The program is called Innovid, and it works like this:
In post-production, producers can add a 3D object into a video that matches the look of the movie. Because the object is 3D, producers can also manipulate it so it moves with the camera and fits into the overall backgrounds.
If a user interacts with the object — mouses over or clicks it, for example — they'll be presented with a pop-up description of the object and the option to visit an external site.
Innovid CEP Zvika Netter said that his company has no plans to release the product yet, but blogger Mark Hendrickson of TechCrunch.com had a chance to use the new application. He speculated that it would make it easy for webmasters of YouTube-style sites to add interactive ads into their user-generated content.
OC Cash Vice President of Marketing Jay Quinlan is no stranger to innovation, having added YouTube-style viral videos to his affiliate network. He told XBIZ he tries to keep an eye on companies like Innovid.
"I like to keep looking at mainstream marketing and see what ideas I can bring over here [to adult]," he said, and even though he said he might want to try Innovid when it became available, he suspected it might have a major drawback.

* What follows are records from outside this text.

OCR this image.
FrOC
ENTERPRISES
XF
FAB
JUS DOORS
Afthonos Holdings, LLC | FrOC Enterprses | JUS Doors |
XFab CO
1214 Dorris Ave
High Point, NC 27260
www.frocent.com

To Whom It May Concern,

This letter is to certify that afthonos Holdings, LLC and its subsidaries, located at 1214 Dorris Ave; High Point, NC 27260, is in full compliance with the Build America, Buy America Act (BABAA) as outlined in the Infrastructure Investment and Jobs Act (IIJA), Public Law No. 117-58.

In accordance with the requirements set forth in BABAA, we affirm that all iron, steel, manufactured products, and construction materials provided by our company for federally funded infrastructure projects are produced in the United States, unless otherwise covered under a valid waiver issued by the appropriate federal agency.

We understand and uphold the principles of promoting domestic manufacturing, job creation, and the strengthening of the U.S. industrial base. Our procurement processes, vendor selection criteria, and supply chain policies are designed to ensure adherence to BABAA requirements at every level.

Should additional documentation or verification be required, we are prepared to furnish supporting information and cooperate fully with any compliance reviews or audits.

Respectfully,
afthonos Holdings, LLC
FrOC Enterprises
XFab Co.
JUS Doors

"It sounds like this software will need a lot of action-scripting," he said, referring to the common programming code that governs interactive applications. "That code's pretty gnarly. I imagine that the people who know how to write it [for Innovid] will ask for a lot of money."
Online guru Brandon Shalton told XBIZ that Innovid might be put to more nefarious purposes.
"The use of this technology would probably be for tube sites to take stolen content and put in an ad for a different company," said Shalton, who founded the traffic analysis service T3Report.com.